Test, QC & Monitoring Global Viewpoint – May 2023

Ground-to-Cloud Flows

Broadcasters are making unique demands on IP networks due to the nature of high impact media flows both for baseband and compressed video. Although we normally have the luxury of working within managed networks, this isn’t always the case.

Media exchange for broadcasting uses IP in two different ways: UDP/IP and TCP/IP. In the context of media flows, RTP is an extension of UDP/IP and is generally used as a fire-and-forget protocol which results in latency being kept very low. The challenge with this method is that lost packets stay lost as there is no re-send mechanism. Standards such as ST2110 allow for FEC so that some corruption or loss can be rectified, but even with this, the network must be of an incredibly high quality employing non-blocking switches.

TCP/IP on the other hand was designed to take into consideration lost and out-of-sequence packets in the network, but the price we pay for guaranteed delivery is variable latency, something we don’t really want in the studio environment.

Although RTP/UDP and TCP generally work harmoniously together in the studio, mainly due to the spine-leaf topology and non-blocking switches, this relationship cannot always be assumed, especially when we need to move media flows outside of the studio. One example of this is when we’re processing in the public cloud and have to employ ground-to-cloud designs which require the video and audio streams to be “internet friendly”.

Unless you want to spend massive amounts of money on vendor specific high-capacity network pipes into the cloud, then the video and audio will not only need to be compressed, but it will also need to be sent using TCP or an ARQ (Automated Repeat reQuest) method. ARQ can be thought of as a stripped-down version of TCP as it uses UDP with the data-ack arrangement. That is, several packets are sent and when they are received, the receiver sends an ACK packet (as in acknowledge) so that the next group of packets can be sent. This has the benefit of recovering lost packets and automatically throttling the send rate to maximize the link bandwidth.
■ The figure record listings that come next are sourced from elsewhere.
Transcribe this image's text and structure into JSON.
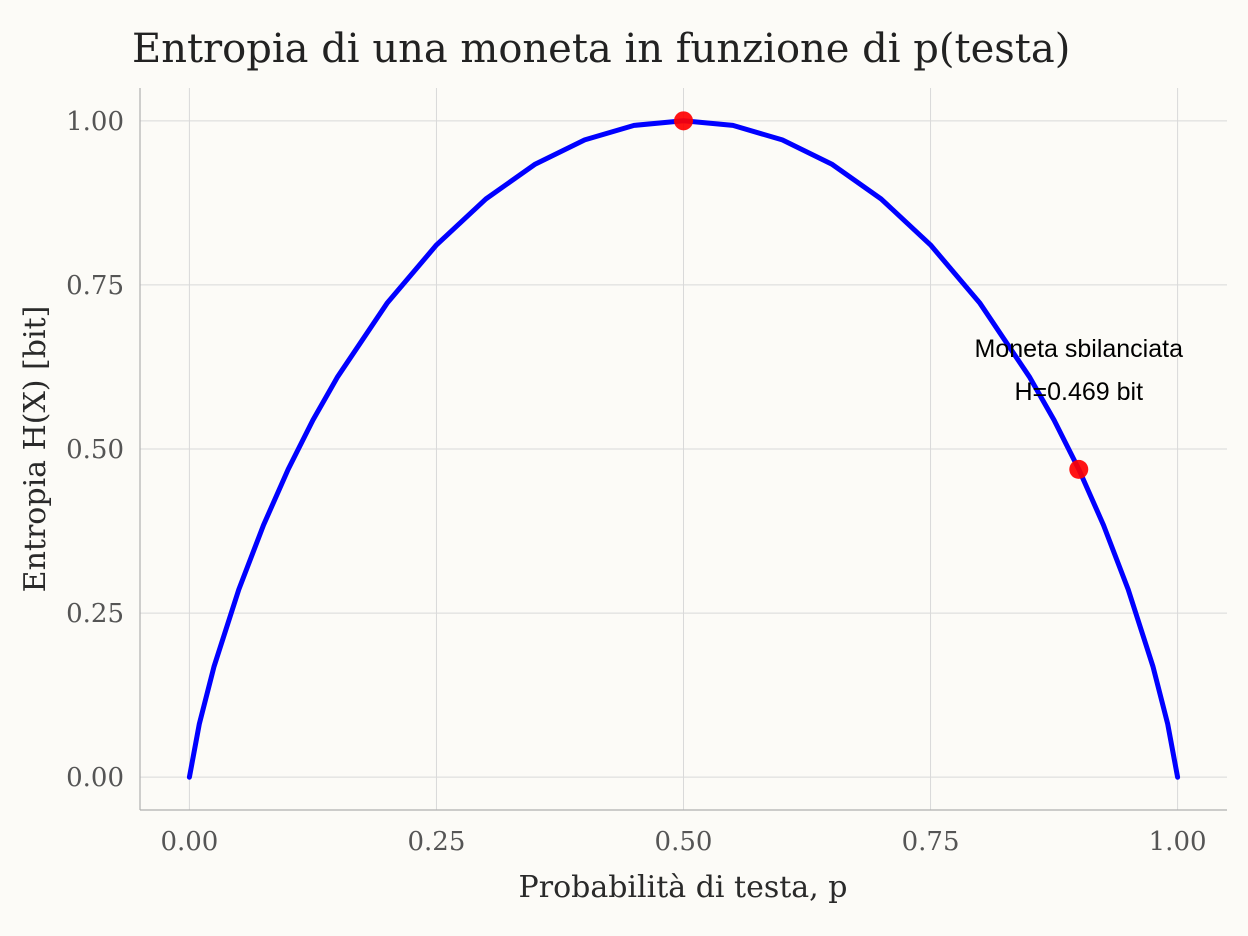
{
  "chart_data": {
    "type": "line",
    "title": "Entropia di una moneta in funzione di p(testa)",
    "xlabel": "Probabilità di testa, p",
    "ylabel": "Entropia H(X) [bit]",
    "xlim": [
      -0.05,
      1.05
    ],
    "ylim": [
      -0.05,
      1.05
    ],
    "x_ticks": [
      0,
      0.25,
      0.5,
      0.75,
      1
    ],
    "x_tick_labels": [
      "0.00",
      "0.25",
      "0.50",
      "0.75",
      "1.00"
    ],
    "y_ticks": [
      0,
      0.25,
      0.5,
      0.75,
      1
    ],
    "y_tick_labels": [
      "0.00",
      "0.25",
      "0.50",
      "0.75",
      "1.00"
    ],
    "grid": true,
    "series": [
      {
        "color": "#0000ff",
        "x": [
          0,
          0.01,
          0.025,
          0.05,
          0.075,
          0.1,
          0.125,
          0.15,
          0.2,
          0.25,
          0.3,
          0.35,
          0.4,
          0.45,
          0.5,
          0.55,
          0.6,
          0.65,
          0.7,
          0.75,
          0.8,
          0.85,
          0.875,
          0.9,
          0.925,
          0.95,
          0.975,
          0.99,
          1
        ],
        "y": [
          0,
          0.081,
          0.169,
          0.286,
          0.384,
          0.469,
          0.544,
          0.61,
          0.722,
          0.811,
          0.881,
          0.934,
          0.971,
          0.993,
          1,
          0.993,
          0.971,
          0.934,
          0.881,
          0.811,
          0.722,
          0.61,
          0.544,
          0.469,
          0.384,
          0.286,
          0.169,
          0.081,
          0
        ]
      }
    ],
    "points": [
      {
        "x": 0.5,
        "y": 1.0,
        "color": "#ff0000"
      },
      {
        "x": 0.9,
        "y": 0.469,
        "color": "#ff0000"
      }
    ],
    "annotation": {
      "x": 0.9,
      "y": 0.62,
      "lines": [
        "Moneta sbilanciata",
        "H=0.469 bit"
      ]
    }
  }
}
Whether the broadcaster uses ARQ or TCP to stream their video and audio into their cloud servers, they will inevitably end up joining the media traffic with all the other auxiliary information that is sent over the same link, such as remote-control data, security keys, and monitoring information. And due to the high impact nature of the media flows, this can have some unintended consequences for the auxiliary data. One of which is increased latency.

Media flows tend to use large amounts of bandwidth over long periods of time. As the data entering the network will be asynchronous, buffers in the network switches are often employed to reduce the risk of packet loss. However, when the bursty auxiliary data is also sent on the same link, the buffers in the switches have the potential to overflow resulting in lost packets and increased latency, especially when employing TCP.
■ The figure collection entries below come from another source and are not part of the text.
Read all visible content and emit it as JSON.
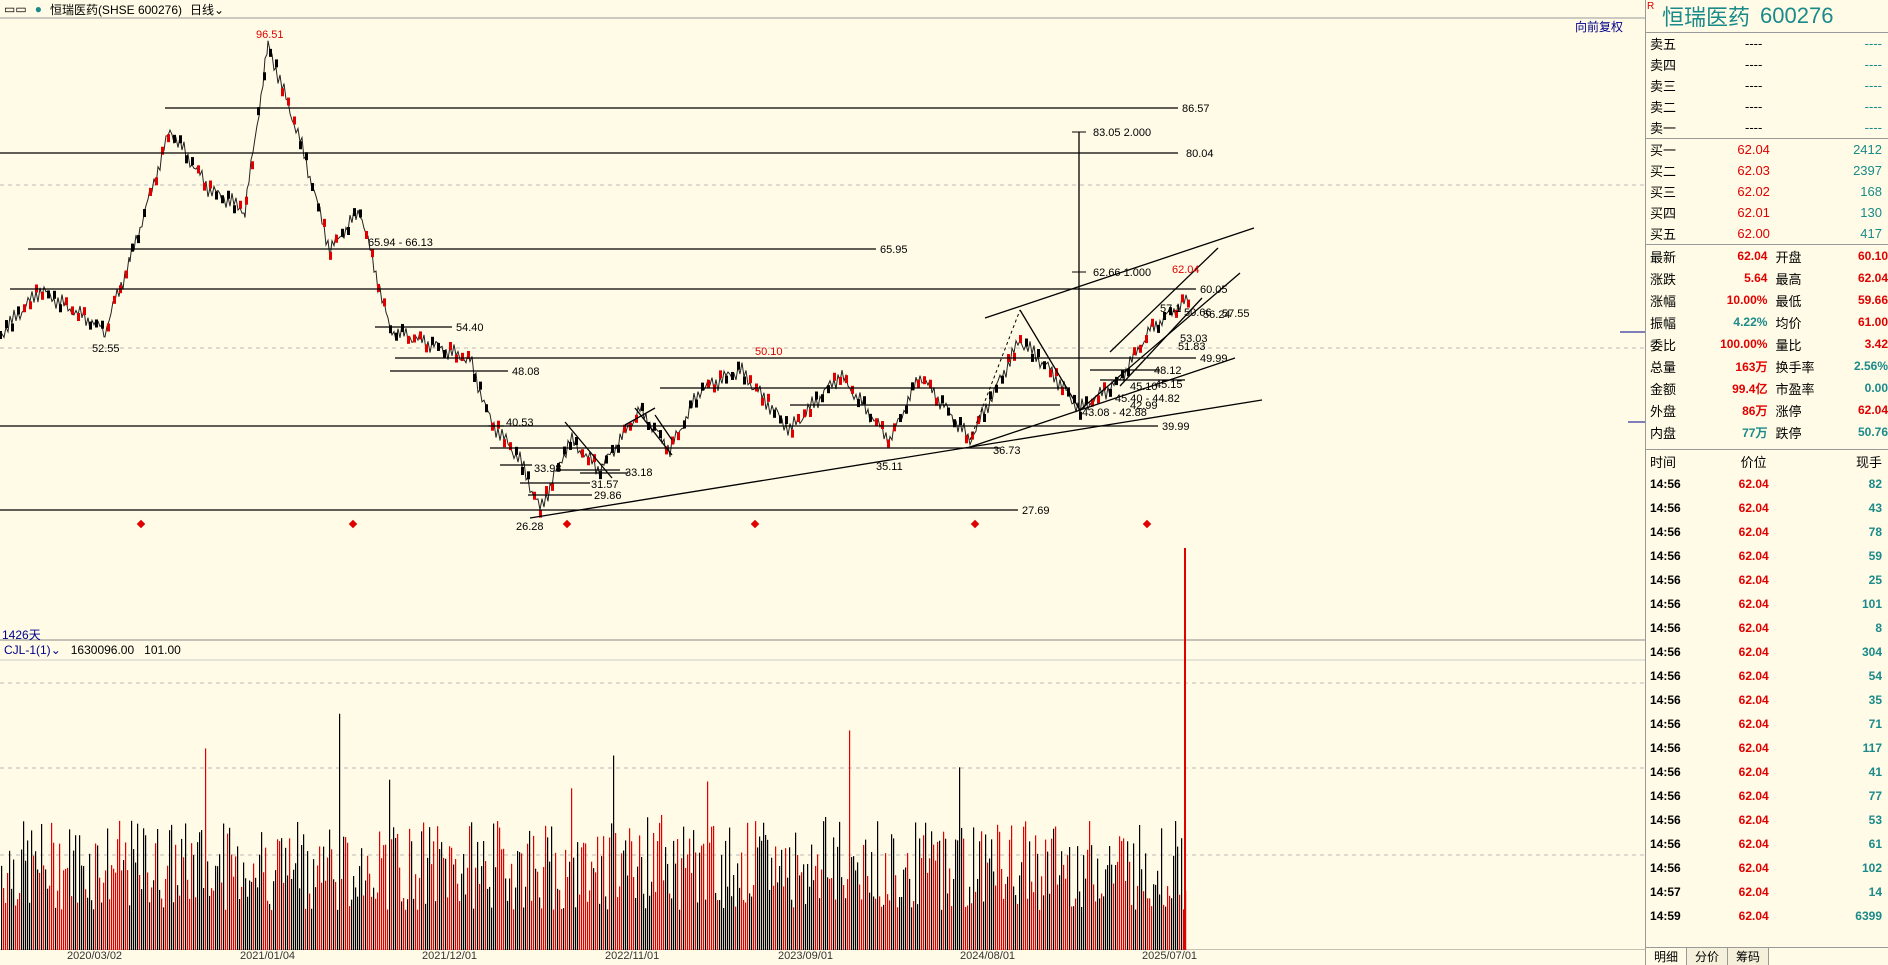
{
  "header": {
    "stock_title": "恒瑞医药(SHSE 600276)",
    "period": "日线",
    "adjust": "向前复权"
  },
  "chart_labels": {
    "days": "1426天",
    "levels": [
      "86.57",
      "80.04",
      "65.95",
      "65.94 - 66.13",
      "60.05",
      "57.55",
      "54.40",
      "52.55",
      "49.99",
      "48.12",
      "48.08",
      "45.15",
      "45.10",
      "45.40 - 44.82",
      "43.08 - 42.88",
      "42.99",
      "40.53",
      "39.99",
      "36.73",
      "35.11",
      "33.98",
      "33.18",
      "31.57",
      "29.86",
      "27.69",
      "26.28",
      "83.05 2.000",
      "62.66 1.000",
      "53.03",
      "51.83",
      "50.66",
      "56.24",
      "57.1"
    ],
    "high_label": "96.51",
    "mid_label": "50.10",
    "current_label": "62.04"
  },
  "volume_header": {
    "indicator": "CJL-1(1)",
    "vol": "1630096.00",
    "val": "101.00"
  },
  "date_axis": [
    "2020/03/02",
    "2021/01/04",
    "2021/12/01",
    "2022/11/01",
    "2023/09/01",
    "2024/08/01",
    "2025/07/01"
  ],
  "panel": {
    "flag": "R",
    "name": "恒瑞医药",
    "code": "600276",
    "sells": [
      {
        "label": "卖五",
        "price": "----",
        "vol": "----"
      },
      {
        "label": "卖四",
        "price": "----",
        "vol": "----"
      },
      {
        "label": "卖三",
        "price": "----",
        "vol": "----"
      },
      {
        "label": "卖二",
        "price": "----",
        "vol": "----"
      },
      {
        "label": "卖一",
        "price": "----",
        "vol": "----"
      }
    ],
    "buys": [
      {
        "label": "买一",
        "price": "62.04",
        "vol": "2412"
      },
      {
        "label": "买二",
        "price": "62.03",
        "vol": "2397"
      },
      {
        "label": "买三",
        "price": "62.02",
        "vol": "168"
      },
      {
        "label": "买四",
        "price": "62.01",
        "vol": "130"
      },
      {
        "label": "买五",
        "price": "62.00",
        "vol": "417"
      }
    ],
    "quote": [
      {
        "k1": "最新",
        "v1": "62.04",
        "c1": "red",
        "k2": "开盘",
        "v2": "60.10",
        "c2": "red"
      },
      {
        "k1": "涨跌",
        "v1": "5.64",
        "c1": "red",
        "k2": "最高",
        "v2": "62.04",
        "c2": "red"
      },
      {
        "k1": "涨幅",
        "v1": "10.00%",
        "c1": "red",
        "k2": "最低",
        "v2": "59.66",
        "c2": "red"
      },
      {
        "k1": "振幅",
        "v1": "4.22%",
        "c1": "teal",
        "k2": "均价",
        "v2": "61.00",
        "c2": "red"
      },
      {
        "k1": "委比",
        "v1": "100.00%",
        "c1": "red",
        "k2": "量比",
        "v2": "3.42",
        "c2": "red"
      },
      {
        "k1": "总量",
        "v1": "163万",
        "c1": "red",
        "k2": "换手率",
        "v2": "2.56%",
        "c2": "teal"
      },
      {
        "k1": "金额",
        "v1": "99.4亿",
        "c1": "red",
        "k2": "市盈率",
        "v2": "0.00",
        "c2": "teal"
      },
      {
        "k1": "外盘",
        "v1": "86万",
        "c1": "red",
        "k2": "涨停",
        "v2": "62.04",
        "c2": "red"
      },
      {
        "k1": "内盘",
        "v1": "77万",
        "c1": "teal",
        "k2": "跌停",
        "v2": "50.76",
        "c2": "teal"
      }
    ],
    "tick_header": [
      "时间",
      "价位",
      "现手"
    ],
    "ticks": [
      {
        "t": "14:56",
        "p": "62.04",
        "v": "82"
      },
      {
        "t": "14:56",
        "p": "62.04",
        "v": "43"
      },
      {
        "t": "14:56",
        "p": "62.04",
        "v": "78"
      },
      {
        "t": "14:56",
        "p": "62.04",
        "v": "59"
      },
      {
        "t": "14:56",
        "p": "62.04",
        "v": "25"
      },
      {
        "t": "14:56",
        "p": "62.04",
        "v": "101"
      },
      {
        "t": "14:56",
        "p": "62.04",
        "v": "8"
      },
      {
        "t": "14:56",
        "p": "62.04",
        "v": "304"
      },
      {
        "t": "14:56",
        "p": "62.04",
        "v": "54"
      },
      {
        "t": "14:56",
        "p": "62.04",
        "v": "35"
      },
      {
        "t": "14:56",
        "p": "62.04",
        "v": "71"
      },
      {
        "t": "14:56",
        "p": "62.04",
        "v": "117"
      },
      {
        "t": "14:56",
        "p": "62.04",
        "v": "41"
      },
      {
        "t": "14:56",
        "p": "62.04",
        "v": "77"
      },
      {
        "t": "14:56",
        "p": "62.04",
        "v": "53"
      },
      {
        "t": "14:56",
        "p": "62.04",
        "v": "61"
      },
      {
        "t": "14:56",
        "p": "62.04",
        "v": "102"
      },
      {
        "t": "14:57",
        "p": "62.04",
        "v": "14"
      },
      {
        "t": "14:59",
        "p": "62.04",
        "v": "6399"
      }
    ],
    "tabs": [
      "明细",
      "分价",
      "筹码"
    ]
  }
}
One solution to this is to send the media flows and bursty auxiliary flows across two separate links into the cloud to reduce the risk of buffer overflow in the network switches and hence packet loss and increased latency. Although we could increase the size of the buffers to negate the need for two separate links, doing so would significantly increase latency.

As broadcasters continue their IP journey, we are going to be finding all kinds of challenges that we need to overcome. In the network context we will need to dig deep into the media and auxiliary flows to understand how they are being impacted by the buffers in switches and other points within the signal path, such as NICs, especially when we stress cloud hybrid systems through dynamic scaling and maintaining resilience. Wireshark and Python are your best friends!